Dr. Weill explains that when it comes to novel diseases like COVID-19, providers need time to study how the disease will affect the success of the procedure. That’s why he’s calling for a national transplant registry to track patient outcomes.
Studies show COVID-related transplants haven’t significantly affected the country’s supply of transplant organs. Of the 107,000 patients on organ waitlists, most people are waiting for kidneys. Just 3,500 people need hearts and 1,000 need lungs.
Providers must analyze a complex series of metrics when deciding who gets an organ transplant. The goal is to evaluate who needs the organ the soonest with the most medically urgent cases going first. That may bump some COVID-19 patients to the top of the list, but it’s not a guarantee.
Not everyone who suffers organ damage as a result of COVID-19 is eligible for a transplant. The virus affects multiple organs in the body, which might affect their chances of survival. Other conditions, such as diabetes, hypertension, and high blood pressure, can affect the person’s chances as well.
Likely candidates are those under the age of 65 who are otherwise healthy and whose organs won’t heal on their own.

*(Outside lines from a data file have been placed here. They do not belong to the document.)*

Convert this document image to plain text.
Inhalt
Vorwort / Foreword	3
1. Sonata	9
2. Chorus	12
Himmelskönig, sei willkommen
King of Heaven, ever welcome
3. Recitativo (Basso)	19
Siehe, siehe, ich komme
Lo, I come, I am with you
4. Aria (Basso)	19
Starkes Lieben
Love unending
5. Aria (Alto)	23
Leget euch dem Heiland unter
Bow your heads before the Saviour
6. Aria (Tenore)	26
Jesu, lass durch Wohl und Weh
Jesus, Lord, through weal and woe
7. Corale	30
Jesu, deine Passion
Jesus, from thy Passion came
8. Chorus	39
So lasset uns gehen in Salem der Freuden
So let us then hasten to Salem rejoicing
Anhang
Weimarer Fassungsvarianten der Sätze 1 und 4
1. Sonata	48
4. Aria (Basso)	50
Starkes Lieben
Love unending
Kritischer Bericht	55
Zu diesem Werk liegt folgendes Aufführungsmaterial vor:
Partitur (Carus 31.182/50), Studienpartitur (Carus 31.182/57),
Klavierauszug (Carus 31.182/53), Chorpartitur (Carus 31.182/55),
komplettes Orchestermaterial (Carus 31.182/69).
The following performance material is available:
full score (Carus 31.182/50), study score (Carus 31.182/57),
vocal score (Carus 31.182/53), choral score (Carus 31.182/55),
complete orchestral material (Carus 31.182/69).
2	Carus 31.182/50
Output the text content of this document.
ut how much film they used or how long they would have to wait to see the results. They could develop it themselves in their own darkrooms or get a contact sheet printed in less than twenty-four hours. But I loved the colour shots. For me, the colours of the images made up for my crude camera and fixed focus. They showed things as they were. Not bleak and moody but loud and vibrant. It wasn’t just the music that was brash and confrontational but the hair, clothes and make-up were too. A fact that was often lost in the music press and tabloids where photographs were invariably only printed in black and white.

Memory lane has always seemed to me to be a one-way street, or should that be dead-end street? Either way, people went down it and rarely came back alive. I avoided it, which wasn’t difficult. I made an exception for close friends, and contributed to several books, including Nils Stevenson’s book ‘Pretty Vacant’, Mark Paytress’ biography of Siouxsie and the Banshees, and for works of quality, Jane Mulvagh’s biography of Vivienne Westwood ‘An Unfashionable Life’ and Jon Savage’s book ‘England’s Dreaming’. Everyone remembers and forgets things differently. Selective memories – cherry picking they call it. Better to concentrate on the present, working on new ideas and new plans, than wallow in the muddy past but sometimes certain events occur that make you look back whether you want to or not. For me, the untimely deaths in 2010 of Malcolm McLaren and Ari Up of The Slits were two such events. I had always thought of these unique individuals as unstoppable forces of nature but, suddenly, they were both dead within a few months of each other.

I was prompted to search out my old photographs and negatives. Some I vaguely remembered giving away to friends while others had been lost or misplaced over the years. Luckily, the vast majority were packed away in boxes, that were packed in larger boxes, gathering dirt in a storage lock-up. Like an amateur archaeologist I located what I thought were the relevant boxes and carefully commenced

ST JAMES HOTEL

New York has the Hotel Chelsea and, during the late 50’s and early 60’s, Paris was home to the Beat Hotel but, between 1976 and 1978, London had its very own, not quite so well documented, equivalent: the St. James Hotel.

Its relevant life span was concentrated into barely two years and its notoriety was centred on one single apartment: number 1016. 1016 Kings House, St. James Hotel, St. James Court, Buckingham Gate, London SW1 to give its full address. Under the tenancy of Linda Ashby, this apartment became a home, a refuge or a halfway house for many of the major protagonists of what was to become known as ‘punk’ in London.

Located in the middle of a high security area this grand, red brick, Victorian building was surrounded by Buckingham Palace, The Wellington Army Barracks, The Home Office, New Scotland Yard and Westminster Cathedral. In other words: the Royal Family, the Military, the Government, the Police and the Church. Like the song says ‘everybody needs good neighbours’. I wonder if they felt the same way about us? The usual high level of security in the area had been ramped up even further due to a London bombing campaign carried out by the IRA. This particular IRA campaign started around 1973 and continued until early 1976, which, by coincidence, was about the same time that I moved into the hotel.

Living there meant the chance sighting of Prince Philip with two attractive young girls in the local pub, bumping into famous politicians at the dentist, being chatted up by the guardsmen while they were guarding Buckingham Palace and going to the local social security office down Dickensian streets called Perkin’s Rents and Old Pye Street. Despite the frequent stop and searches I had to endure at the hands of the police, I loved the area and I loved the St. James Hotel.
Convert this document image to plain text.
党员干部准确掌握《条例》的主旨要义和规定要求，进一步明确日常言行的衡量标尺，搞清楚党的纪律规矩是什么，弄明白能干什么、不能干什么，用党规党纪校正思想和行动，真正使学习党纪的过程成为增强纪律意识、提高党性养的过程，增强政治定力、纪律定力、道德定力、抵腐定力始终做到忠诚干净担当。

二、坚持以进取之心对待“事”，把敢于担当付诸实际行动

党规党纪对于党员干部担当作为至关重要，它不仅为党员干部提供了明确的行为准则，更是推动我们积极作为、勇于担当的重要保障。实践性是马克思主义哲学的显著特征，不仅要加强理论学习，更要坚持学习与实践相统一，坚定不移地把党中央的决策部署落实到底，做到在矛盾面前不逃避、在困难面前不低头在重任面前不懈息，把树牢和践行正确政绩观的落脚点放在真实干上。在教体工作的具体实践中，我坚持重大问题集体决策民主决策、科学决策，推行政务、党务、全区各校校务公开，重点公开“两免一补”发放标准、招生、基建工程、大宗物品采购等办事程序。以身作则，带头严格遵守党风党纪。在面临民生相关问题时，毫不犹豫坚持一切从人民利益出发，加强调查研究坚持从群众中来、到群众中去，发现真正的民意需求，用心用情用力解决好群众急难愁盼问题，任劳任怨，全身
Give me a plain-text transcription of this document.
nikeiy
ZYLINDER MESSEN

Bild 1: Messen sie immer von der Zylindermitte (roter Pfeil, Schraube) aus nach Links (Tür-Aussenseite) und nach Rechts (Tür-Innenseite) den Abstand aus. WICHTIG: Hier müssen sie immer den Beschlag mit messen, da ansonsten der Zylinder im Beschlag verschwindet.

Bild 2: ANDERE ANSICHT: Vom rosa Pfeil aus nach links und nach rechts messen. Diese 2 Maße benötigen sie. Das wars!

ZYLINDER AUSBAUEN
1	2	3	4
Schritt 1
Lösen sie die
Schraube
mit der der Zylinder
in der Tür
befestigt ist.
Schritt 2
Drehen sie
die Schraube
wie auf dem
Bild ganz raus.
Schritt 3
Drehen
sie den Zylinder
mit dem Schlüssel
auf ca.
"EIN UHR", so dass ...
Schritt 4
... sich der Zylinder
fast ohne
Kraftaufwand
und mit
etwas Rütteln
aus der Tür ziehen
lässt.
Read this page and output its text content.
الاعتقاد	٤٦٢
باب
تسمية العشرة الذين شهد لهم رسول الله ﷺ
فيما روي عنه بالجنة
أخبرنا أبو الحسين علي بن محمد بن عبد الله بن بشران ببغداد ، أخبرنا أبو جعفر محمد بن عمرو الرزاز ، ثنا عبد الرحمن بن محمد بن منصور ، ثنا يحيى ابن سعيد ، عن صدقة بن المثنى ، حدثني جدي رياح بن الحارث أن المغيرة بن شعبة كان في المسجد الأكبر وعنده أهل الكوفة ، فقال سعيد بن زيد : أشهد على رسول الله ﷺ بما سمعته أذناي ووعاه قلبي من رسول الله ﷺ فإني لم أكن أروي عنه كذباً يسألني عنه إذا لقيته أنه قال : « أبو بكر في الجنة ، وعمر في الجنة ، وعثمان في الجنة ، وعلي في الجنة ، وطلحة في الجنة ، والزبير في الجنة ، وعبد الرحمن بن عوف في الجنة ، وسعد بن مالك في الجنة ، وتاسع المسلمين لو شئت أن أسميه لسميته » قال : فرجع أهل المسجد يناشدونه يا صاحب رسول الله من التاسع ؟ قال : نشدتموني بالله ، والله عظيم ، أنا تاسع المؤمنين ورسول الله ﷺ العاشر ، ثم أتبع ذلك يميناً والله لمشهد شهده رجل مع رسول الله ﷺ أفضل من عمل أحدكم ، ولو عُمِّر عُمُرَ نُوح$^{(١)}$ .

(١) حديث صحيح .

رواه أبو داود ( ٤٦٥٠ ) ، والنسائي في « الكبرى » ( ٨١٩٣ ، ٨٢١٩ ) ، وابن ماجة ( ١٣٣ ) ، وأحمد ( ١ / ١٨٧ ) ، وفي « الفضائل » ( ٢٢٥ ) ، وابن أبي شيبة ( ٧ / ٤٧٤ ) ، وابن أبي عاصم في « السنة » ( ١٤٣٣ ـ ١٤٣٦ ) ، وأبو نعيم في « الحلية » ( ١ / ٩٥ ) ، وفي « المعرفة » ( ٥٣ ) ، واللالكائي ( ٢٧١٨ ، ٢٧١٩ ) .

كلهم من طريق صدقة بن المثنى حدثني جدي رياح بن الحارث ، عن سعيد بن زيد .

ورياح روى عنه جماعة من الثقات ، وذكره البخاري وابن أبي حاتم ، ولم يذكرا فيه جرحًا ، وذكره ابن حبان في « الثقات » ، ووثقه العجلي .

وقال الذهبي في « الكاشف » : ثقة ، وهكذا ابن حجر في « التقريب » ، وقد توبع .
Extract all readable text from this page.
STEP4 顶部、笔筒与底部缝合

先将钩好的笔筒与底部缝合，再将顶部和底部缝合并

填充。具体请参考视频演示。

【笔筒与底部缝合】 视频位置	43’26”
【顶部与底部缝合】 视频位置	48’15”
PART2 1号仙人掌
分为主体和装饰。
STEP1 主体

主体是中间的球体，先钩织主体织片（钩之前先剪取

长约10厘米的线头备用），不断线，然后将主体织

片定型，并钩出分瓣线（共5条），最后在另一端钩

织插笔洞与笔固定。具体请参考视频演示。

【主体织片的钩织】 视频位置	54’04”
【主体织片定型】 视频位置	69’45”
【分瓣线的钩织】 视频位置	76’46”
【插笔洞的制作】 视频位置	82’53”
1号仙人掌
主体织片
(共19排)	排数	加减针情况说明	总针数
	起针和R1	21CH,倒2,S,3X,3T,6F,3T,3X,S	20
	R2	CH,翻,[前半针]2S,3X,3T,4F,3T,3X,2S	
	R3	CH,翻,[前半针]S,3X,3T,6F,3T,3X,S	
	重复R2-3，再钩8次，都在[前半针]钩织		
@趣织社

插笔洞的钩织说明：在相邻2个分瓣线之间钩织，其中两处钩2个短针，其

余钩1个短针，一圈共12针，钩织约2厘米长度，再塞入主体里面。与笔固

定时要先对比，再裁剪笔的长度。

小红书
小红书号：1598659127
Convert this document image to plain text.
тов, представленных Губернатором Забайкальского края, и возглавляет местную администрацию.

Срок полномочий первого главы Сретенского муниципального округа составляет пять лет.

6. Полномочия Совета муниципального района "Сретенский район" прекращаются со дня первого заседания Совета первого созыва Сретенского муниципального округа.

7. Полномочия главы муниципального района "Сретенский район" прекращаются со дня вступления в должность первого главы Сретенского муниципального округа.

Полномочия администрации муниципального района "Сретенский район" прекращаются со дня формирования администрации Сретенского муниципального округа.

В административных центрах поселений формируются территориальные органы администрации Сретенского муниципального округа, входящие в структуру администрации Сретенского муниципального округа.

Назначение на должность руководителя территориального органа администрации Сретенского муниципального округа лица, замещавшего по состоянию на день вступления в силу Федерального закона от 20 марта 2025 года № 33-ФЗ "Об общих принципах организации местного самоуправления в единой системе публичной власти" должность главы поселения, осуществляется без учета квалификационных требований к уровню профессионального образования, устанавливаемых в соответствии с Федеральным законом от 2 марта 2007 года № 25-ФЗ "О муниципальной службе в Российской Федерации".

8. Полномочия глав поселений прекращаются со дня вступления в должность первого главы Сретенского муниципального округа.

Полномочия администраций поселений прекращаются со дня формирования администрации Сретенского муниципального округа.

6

Dr. Tiago Machuca, chief of thoracic surgery at UF Health Shands Hospital, has created suggested guidance for determining eligibility for organs. “This is a very different profile of patients. These patients had normal lung function. They’re young, and now they find themselves on mechanical ventilation or ECMO, fighting for their lives.”
It’s not clear who will benefit from these new types of transplants, but Machura says, “Before COVID, transplanting patients with acute respiratory failure was a ‘no’. I think this is expanding the limits of what we felt was possible.”